Обсуждение: How to change the default database for a user
Hello,
I've created a user and a database both wrongly named "phpbb".
After that I have renamed both to "punbb" using "ALTER DATABASE"
and "ALTER USER". Now everything works fine, except I always
have to specify the database when connecting (both using psql or
the PQconnectdb() from my C-program):
h754814:afarber {103} psql -U punbb
psql: FATAL: database "phpbb" does not exist
h754814:afarber {104} psql -U punbb punbb
Welcome to psql 8.1.0, the PostgreSQL interactive terminal.
....
punbb-> \l
List of databases
Name | Owner | Encoding
-----------+-------------+-----------
postgres | _postgresql | SQL_ASCII
punbb | _postgresql | SQL_ASCII
template0 | _postgresql | SQL_ASCII
template1 | _postgresql | SQL_ASCII
(4 rows)
punbb-> \du
List of roles
Role name | Superuser | Create role | Create DB | Connections |
Member of
-------------+-----------+-------------+-----------+-------------+-----------
_postgresql | yes | yes | yes | no limit |
punbb | no | no | no | no limit |
(2 rows)
punbb-> select * from pg_user;
usename | usesysid | usecreatedb | usesuper | usecatupd |
passwd | valuntil | useconfig
-------------+----------+-------------+----------+-----------+----------+----------+-----------
_postgresql | 10 | t | t | t |
******** | |
punbb | 16384 | f | f | f |
******** | |
(2 rows)
How do I please set the database "punbb" to be the default
database for the user called "punbb"?
Regards
Alex
Alexander Farber <alexander.farber@gmail.com> writes:
> Hello,
>
> I've created a user and a database both wrongly named "phpbb".

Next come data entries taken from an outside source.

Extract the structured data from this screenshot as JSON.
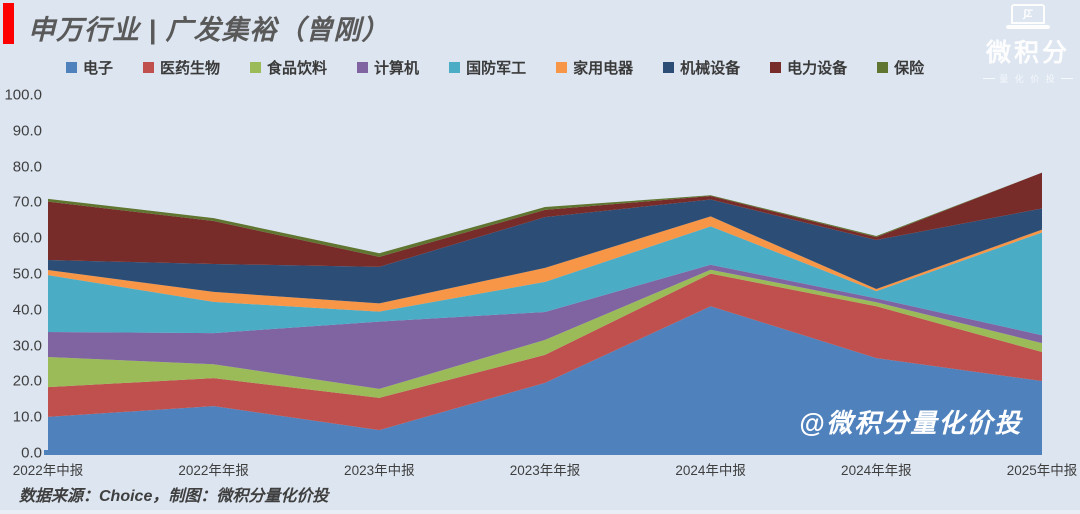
{
  "page": {
    "background": "#dce5f0"
  },
  "header": {
    "title": "申万行业 | 广发集裕（曾刚）",
    "accent_color": "#fe0000"
  },
  "brand": {
    "name": "微积分",
    "tagline": "量 化 价 投",
    "icon": "integral-sigma-laptop-icon",
    "icon_glyph": "∫Σ"
  },
  "watermark": {
    "text": "@微积分量化价投"
  },
  "footer": {
    "text": "数据来源：Choice，制图：微积分量化价投"
  },
  "axis": {
    "line_color": "#4f81bd",
    "label_color": "#3f3f3f"
  },
  "chart_data": {
    "type": "area",
    "stacked": true,
    "title": "申万行业 | 广发集裕（曾刚）",
    "xlabel": "",
    "ylabel": "",
    "ylim": [
      0,
      100
    ],
    "grid": false,
    "legend_position": "top",
    "ytick_values": [
      0,
      10,
      20,
      30,
      40,
      50,
      60,
      70,
      80,
      90,
      100
    ],
    "ytick_labels": [
      "0.0",
      "10.0",
      "20.0",
      "30.0",
      "40.0",
      "50.0",
      "60.0",
      "70.0",
      "80.0",
      "90.0",
      "100.0"
    ],
    "categories": [
      "2022年中报",
      "2022年年报",
      "2023年中报",
      "2023年年报",
      "2024年中报",
      "2024年年报",
      "2025年中报"
    ],
    "series": [
      {
        "name": "电子",
        "color": "#4f81bd",
        "values": [
          10.1,
          13.1,
          6.4,
          19.6,
          41.0,
          26.5,
          20.1
        ]
      },
      {
        "name": "医药生物",
        "color": "#c0504d",
        "values": [
          8.3,
          7.8,
          9.0,
          7.8,
          9.1,
          14.5,
          8.1
        ]
      },
      {
        "name": "食品饮料",
        "color": "#9bbb59",
        "values": [
          8.4,
          3.9,
          2.5,
          4.2,
          1.1,
          1.1,
          2.5
        ]
      },
      {
        "name": "计算机",
        "color": "#8064a2",
        "values": [
          7.0,
          8.7,
          18.8,
          7.8,
          1.4,
          1.1,
          2.2
        ]
      },
      {
        "name": "国防军工",
        "color": "#4bacc6",
        "values": [
          15.9,
          8.7,
          2.8,
          8.4,
          10.7,
          2.0,
          28.7
        ]
      },
      {
        "name": "家用电器",
        "color": "#f79646",
        "values": [
          1.4,
          2.8,
          2.3,
          3.9,
          2.8,
          0.6,
          0.8
        ]
      },
      {
        "name": "机械设备",
        "color": "#2c4d75",
        "values": [
          2.8,
          7.8,
          10.2,
          14.2,
          4.7,
          13.7,
          5.9
        ]
      },
      {
        "name": "电力设备",
        "color": "#772c2a",
        "values": [
          16.3,
          12.0,
          2.8,
          2.0,
          1.0,
          0.8,
          10.0
        ]
      },
      {
        "name": "保险",
        "color": "#5f7530",
        "values": [
          0.8,
          0.8,
          1.0,
          0.8,
          0.2,
          0.3,
          0.0
        ]
      }
    ]
  }
}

> After that I have renamed both to "punbb" using "ALTER DATABASE"
> and "ALTER USER". Now everything works fine, except I always
> have to specify the database when connecting (both using psql or
> the PQconnectdb() from my C-program):
>
> h754814:afarber {103} psql -U punbb
> psql: FATAL: database "phpbb" does not exist
psql uses your Unix username as the default database if you don't
specify one.
-Doug
Hi,
On 1/30/06, Doug McNaught <doug@mcnaught.org> wrote:
> Alexander Farber <alexander.farber@gmail.com> writes:
> > h754814:afarber {103} psql -U punbb
> > psql: FATAL: database "phpbb" does not exist
>
> psql uses your Unix username as the default database if you don't
> specify one.
but I do specify the database username:
h754814:afarber {109} psql --help | grep -w user
-U NAME database user name (default: "phpbb")
h754814:afarber {110} psql -U punbb
psql: FATAL: database "phpbb" does not exist
And it wants to connect to a wrong database
("phpbb" instead of "punbb")
Regards
Alex
Alexander Farber <alexander.farber@gmail.com> writes:
> but I do specify the database username:
>
> h754814:afarber {109} psql --help | grep -w user
> -U NAME database user name (default: "phpbb")
>
> h754814:afarber {110} psql -U punbb
> psql: FATAL: database "phpbb" does not exist
>
> And it wants to connect to a wrong database
> ("phpbb" instead of "punbb")
I was talking about the name of the database, not the user name in the
database. The former defaults to the same as your Unix username
(e.g. if I log in as 'doug' psql will try to connect me to a database
called 'doug' if I don't supply a database name). The PGDATABASE
environment variable overrides this. Are you sure it's not set?
Anyway, you should always supply the database name explicitly when you
connect--it's a lot safer.
-Doug
Argh, I had "phpbb" in my env ( ~/.login) too: setenv PGDATA /var/postgresql/data setenv PGDATABASE phpbb setenv PGHOST /var/www/tmp setenv PGUSER phpbb Now everything makes sense (I was thinking about some kind of system table for default databases). Sorry and thank you for your help Regards Alex On 1/30/06, Doug McNaught <doug@mcnaught.org> wrote: > I was talking about the name of the database, not the user name in the > database. The former defaults to the same as your Unix username > (e.g. if I log in as 'doug' psql will try to connect me to a database > called 'doug' if I don't supply a database name). The PGDATABASE > environment variable overrides this. Are you sure it's not set? > > Anyway, you should always supply the database name explicitly when you > connect--it's a lot safer.